An unnamed funding agency dubbed ‘Investor Z’ is one in every of nearly a dozen companies battling the U.S. Securities and Change Commision (SEC) to hold their Gram token funding methods secret.
The 11 funding companies need their proprietary analyses of the Telegram preliminary coin providing (ICO) to be redacted from the case. Investor Z argued that divulging their methods is like publicly revealing the recipe for Coca Cola.
The lengthy operating case has seen the SEC granted an injunction towards the worldwide distribution of Grams as they’ve been deemed securities beneath US regulation.
VC companies need strategic evaluation sealed
On Feb. four, Investor Z filed a movement to seal what it describes as delicate data revealing the identification of the agency, its staff, and its proprietary funding technique.
Whereas the SEC has agreed to redact “the names of sure buyers and potential buyers” from its proof in the case, the regulator is opposed to sealing analyses of the Grams providing from Investor Z and different non-party VC companies. Investor Z said:
“[The SEC] contend[s] that redacting figuring out data of the varied non-parties concerned in the communication alone is adequate to shield their privateness pursuits. The SEC is unsuitable.”

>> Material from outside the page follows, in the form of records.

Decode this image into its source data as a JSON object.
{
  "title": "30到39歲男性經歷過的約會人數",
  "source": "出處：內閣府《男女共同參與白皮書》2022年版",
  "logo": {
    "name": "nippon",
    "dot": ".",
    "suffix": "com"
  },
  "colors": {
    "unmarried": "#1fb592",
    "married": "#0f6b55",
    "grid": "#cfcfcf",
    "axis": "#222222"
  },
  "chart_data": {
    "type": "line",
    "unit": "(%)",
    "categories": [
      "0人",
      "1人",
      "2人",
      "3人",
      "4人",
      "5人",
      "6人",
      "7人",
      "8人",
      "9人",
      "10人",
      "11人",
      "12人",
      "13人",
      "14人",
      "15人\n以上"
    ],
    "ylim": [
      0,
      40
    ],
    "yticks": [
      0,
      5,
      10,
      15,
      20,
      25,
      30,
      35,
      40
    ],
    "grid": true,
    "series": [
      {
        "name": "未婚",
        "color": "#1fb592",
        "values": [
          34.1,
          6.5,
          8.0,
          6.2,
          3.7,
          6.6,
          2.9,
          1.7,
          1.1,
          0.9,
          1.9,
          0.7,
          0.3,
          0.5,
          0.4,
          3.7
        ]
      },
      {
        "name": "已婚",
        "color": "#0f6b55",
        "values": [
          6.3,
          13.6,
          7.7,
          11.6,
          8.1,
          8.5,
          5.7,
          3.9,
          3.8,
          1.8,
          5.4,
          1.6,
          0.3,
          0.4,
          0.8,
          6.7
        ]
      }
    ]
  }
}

Investor Z stated it, and all the opposite funding companies which have requested for redactions “depend upon their proprietary inside decision-making processes for investments and different strategic selections.”
“Thus, […] the analyses in this doc from these non-parties is probably going their model of the ‘method for Coca Cola or McDonald’s Secret Sauce’.”
Secrets and techniques might hinder future investigations
Investor Z makes three arguments for the sealing of the disputed documentation.
Firstly, the submitting asserts that courts “routinely shield the classes of non-party proprietary data […] from public disclosure,” together with “commerce secrets and techniques and different proprietary data.”
Second, the agency asserts it “voluntarily complied with requests for data from the SEC with an expectation of confidentiality”, arguing that the privateness considerations of it and different non-parties “supersede the general public’s proper of entry to their proprietary data.”
Lastly, the agency warns that “denying the Movement may doubtlessly impair regulation enforcement by quelling the participation of non-parties in future SEC investigations.”
In February, Cointelegraph reported comparable redaction requests filed by nameless VC agency ‘Investor F.’